I filter a substring from a string.
But now I want to print the number after the substring. in this case it is index number 475. And then I want to print that number.
So this is whole string:
Koopliedenweg 38\nDeb. nr. : 108636 2991 LN BARENDRECHT\nYour VAT nr. : NL851703884B01 Nederland\nFactuur datum : 19-11-21\nAantal Omschrijving Prijs Bedrag\nOrder number : 76372 Loading date : 15-11-21 Incoterm: : FOT\nYour ref. : SCHOOLFRUIT Delivery date :\nWK46\nVerdi Import Schoolfruit\n566 Ananas
Crownless 14kg 10 Sweet CR Klasse I € 7,00 € 3.962,00\n706 Appels Royal Gala 13kg 60/65 Generica PL Klasse I € 4,68 € 3.304,08\n598 Peen Waspeen 14x1lkg 200-400 Generica BE Klasse I € 6,30 3.767,40\nOrder number : 76462 Loading date : 18-11-21 Incoterm: : FOT\nYour ref. : SCHOOLFRUIT Delivery date
And then I have this substring:
Appels Royal Gala 13kg 60/65 Generica PL Klasse I
and then I want to print the number: 3.304,08.
So this number is on index 475.
But how to print now this number?
This is my code fragment:
pdfFile = wi(
filename="C:\\Users\\engel\\Documents\\python\\docs\\fixedPDF.pdf", resolution=300)

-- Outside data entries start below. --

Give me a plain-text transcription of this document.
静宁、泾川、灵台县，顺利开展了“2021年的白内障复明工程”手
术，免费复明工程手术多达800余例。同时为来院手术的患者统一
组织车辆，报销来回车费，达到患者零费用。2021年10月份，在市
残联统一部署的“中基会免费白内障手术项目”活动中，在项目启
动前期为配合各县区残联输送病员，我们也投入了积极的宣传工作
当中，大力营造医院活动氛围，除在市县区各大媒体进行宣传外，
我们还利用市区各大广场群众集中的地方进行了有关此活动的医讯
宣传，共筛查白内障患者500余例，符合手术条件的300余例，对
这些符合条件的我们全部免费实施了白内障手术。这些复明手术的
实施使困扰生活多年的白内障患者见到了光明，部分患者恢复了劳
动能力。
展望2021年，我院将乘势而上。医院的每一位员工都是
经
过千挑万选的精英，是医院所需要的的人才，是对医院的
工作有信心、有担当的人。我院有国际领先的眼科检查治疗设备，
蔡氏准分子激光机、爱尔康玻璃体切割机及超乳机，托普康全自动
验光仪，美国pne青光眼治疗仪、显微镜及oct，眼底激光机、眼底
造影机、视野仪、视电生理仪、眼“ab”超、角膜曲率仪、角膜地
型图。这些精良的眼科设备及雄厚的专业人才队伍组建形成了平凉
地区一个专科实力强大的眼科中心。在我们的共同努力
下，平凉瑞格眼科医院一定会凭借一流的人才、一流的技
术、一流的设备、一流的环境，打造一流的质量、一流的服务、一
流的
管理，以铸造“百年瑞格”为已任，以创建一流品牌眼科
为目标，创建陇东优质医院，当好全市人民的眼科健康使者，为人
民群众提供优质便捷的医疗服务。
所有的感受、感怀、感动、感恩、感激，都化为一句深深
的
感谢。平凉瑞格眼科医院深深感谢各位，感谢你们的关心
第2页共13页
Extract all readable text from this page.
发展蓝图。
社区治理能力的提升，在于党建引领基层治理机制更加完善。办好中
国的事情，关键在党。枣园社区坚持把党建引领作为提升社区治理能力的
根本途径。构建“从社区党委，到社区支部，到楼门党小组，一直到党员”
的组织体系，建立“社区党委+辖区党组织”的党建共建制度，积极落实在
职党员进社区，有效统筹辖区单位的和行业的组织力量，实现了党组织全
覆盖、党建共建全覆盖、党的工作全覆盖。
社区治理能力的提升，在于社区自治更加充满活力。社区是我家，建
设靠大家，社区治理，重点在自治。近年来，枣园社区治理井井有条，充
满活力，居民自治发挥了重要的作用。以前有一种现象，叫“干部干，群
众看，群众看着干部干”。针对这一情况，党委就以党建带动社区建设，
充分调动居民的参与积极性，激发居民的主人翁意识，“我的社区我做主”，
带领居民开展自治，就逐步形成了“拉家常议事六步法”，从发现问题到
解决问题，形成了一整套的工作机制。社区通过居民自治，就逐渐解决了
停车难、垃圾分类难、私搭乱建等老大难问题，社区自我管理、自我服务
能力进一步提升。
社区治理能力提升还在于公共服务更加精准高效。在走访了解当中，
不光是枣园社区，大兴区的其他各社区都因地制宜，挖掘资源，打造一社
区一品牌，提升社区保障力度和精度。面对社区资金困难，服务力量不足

image = pdfFile.convert('jpeg')
imageBlobs = []
for img in image.sequence:
imgPage = wi(image=img)
imageBlobs.append(imgPage.make_blob('jpeg'))
text_factuur_verdi = []
appels_royal_gala = 'Appels Royal Gala 13kg 60/65 Generica PL Klasse I'
ananas_crownless = 'Ananas Crownless 14kg 10 Sweet CR Klasse I'
peen_waspeen = 'Peen Waspeen 14x1lkg 200-400 Generica BE Klasse I'
for imgBlob in imageBlobs:
image = Image.open(io.BytesIO(imgBlob))
text = pytesseract.image_to_string(image, lang='eng')

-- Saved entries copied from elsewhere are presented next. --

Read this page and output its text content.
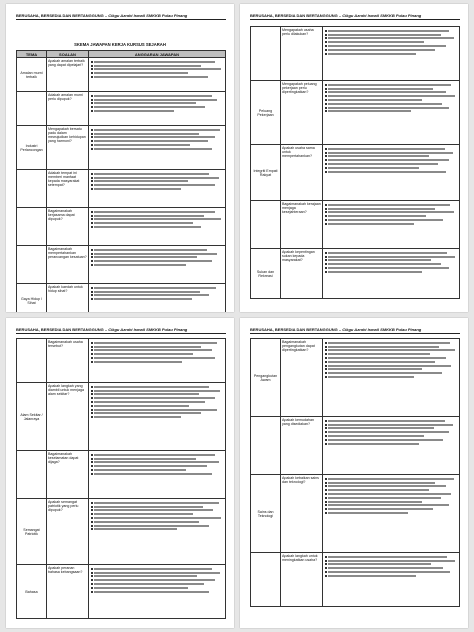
BERUSAHA, BERSEDIA DAN BERTANGGUNG – Cikgu Azrahi Ismail SMKKB Pulau Pinang
SKEMA JAWAPAN KERJA KURSUS SEJARAH
TEMA	SOALAN	ANGGARAN JAWAPAN
Amalan murni terbaik	Apakah amalan terbaik yang dapat dipelajari?	

	Adakah amalan murni perlu dipupuk?	

Industri Perlancongan	Mengapakah bersatu padu dalam mewujudkan kehidupan yang harmoni?	

	Adakah tempat ini memberi manfaat kepada masyarakat setempat?	

	Bagaimanakah kerjasama dapat dipupuk?	

	Bagaimanakah mempertahankan perancangan kesatuan?	

Gaya Hidup / Sihat	Apakah kaedah untuk hidup sihat?	
BERUSAHA, BERSEDIA DAN BERTANGGUNG – Cikgu Azrahi Ismail SMKKB Pulau Pinang
	Mengapakah usaha perlu dilakukan?	

Peluang Pekerjaan	Mengapakah peluang pekerjaan perlu dipertingkatkan?	

Integriti Empati Rakyat	Apakah usaha sama untuk mempertahankan?	

	Bagaimanakah kerajaan menjaga kesejahteraan?	

Sukan dan Rekreasi	Apakah kepentingan sukan kepada masyarakat?	
BERUSAHA, BERSEDIA DAN BERTANGGUNG – Cikgu Azrahi Ismail SMKKB Pulau Pinang
	Bagaimanakah usaha tersebut?	

Alam Sekitar / Jalanraya	Apakah langkah yang diambil untuk menjaga alam sekitar?	

	Bagaimanakah keselamatan dapat dijaga?	

Semangat Patriotik	Apakah semangat patriotik yang perlu dipupuk?	

Bahasa	Apakah peranan bahasa kebangsaan?	
BERUSAHA, BERSEDIA DAN BERTANGGUNG – Cikgu Azrahi Ismail SMKKB Pulau Pinang
Pengangkutan Awam	Bagaimanakah pengangkutan dapat dipertingkatkan?	

	Apakah kemudahan yang disediakan?	

Sains dan Teknologi	Apakah kebaikan sains dan teknologi?	

	Apakah langkah untuk meningkatkan usaha?	
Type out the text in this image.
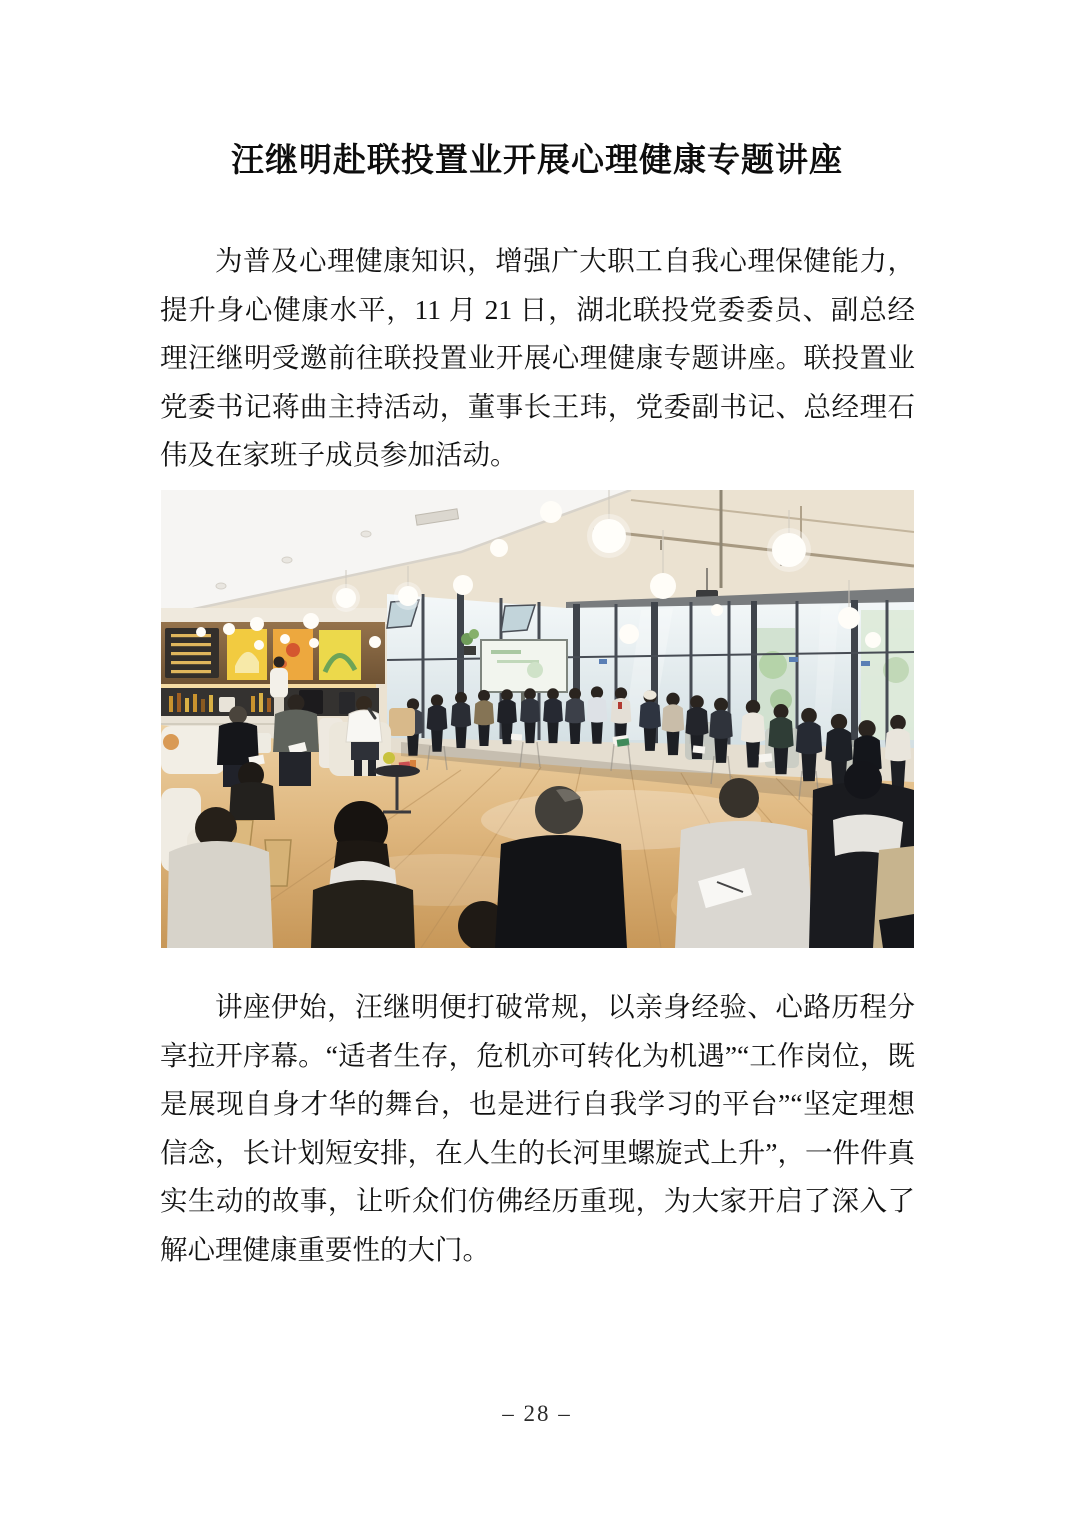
汪继明赴联投置业开展心理健康专题讲座

为普及心理健康知识，增强广大职工自我心理保健能力，提升身心健康水平，11 月 21 日，湖北联投党委委员、副总经理汪继明受邀前往联投置业开展心理健康专题讲座。联投置业党委书记蒋曲主持活动，董事长王玮，党委副书记、总经理石伟及在家班子成员参加活动。

讲座伊始，汪继明便打破常规，以亲身经验、心路历程分享拉开序幕。“适者生存，危机亦可转化为机遇”“工作岗位，既是展现自身才华的舞台，也是进行自我学习的平台”“坚定理想信念，长计划短安排，在人生的长河里螺旋式上升”，一件件真实生动的故事，让听众们仿佛经历重现，为大家开启了深入了解心理健康重要性的大门。

– 28 –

text_factuur_verdi.append(text)
allSubstring = re.search(appels_royal_gala, text)
#indexEndAllsubstring = ' '.join(allSubstring)
print(allSubstring.end() + 11)
Or maybe there is a better way to do this?
in any case it is the second number after the substring:
Appels Royal Gala 13kg 60/65 Generica PL Klasse I
€ 4,68 € 3.304,08
text = "Koopliedenweg 38\nDeb. nr. : 108636 2991 LN BARENDRECHT\nYour VAT nr. : NL851703884B01 Nederland\nFactuur datum : 19-11-21\nAantal Omschrijving Prijs Bedrag\nOrder number : 76372 Loading date : 15-11-21 Incoterm: : FOT\nYour ref. : SCHOOLFRUIT Delivery date :\nWK46\nVerdi Import Schoolfruit\n566 Ananas Crownless 14kg 10 Sweet CR Klasse I € 7,00 € 3.962,00\n706 Appels Royal Gala 13kg 60/65 Generica PL Klasse I € 4,68 € 3.304,08\n598 Peen Waspeen 14x1lkg 200-400 Generica BE Klasse I € 6,30 3.767,40\nOrder number : 76462 Loading date : 18-11-21 Incoterm: : FOT\nYour ref. : SCHOOLFRUIT Delivery date"
appels_royal_gala = 'Appels Royal Gala 13kg 60/65 Generica PL Klasse I'
def make_pattern(substr):
return r"(?<=" + substr + r").*?(?P<number>[0-9,.]*)\n"
allSubstring = re.findall(make_pattern(appels_royal_gala), text)
print(allSubstring[0])
# Prints
3.304,08
If you care about the index, you can still use re.search
and then you should do print(allSubstring[1])
(instead of 0
).
This solution assumes the number you're looking for is allways followed by \n
, which seems to be a constant in your example.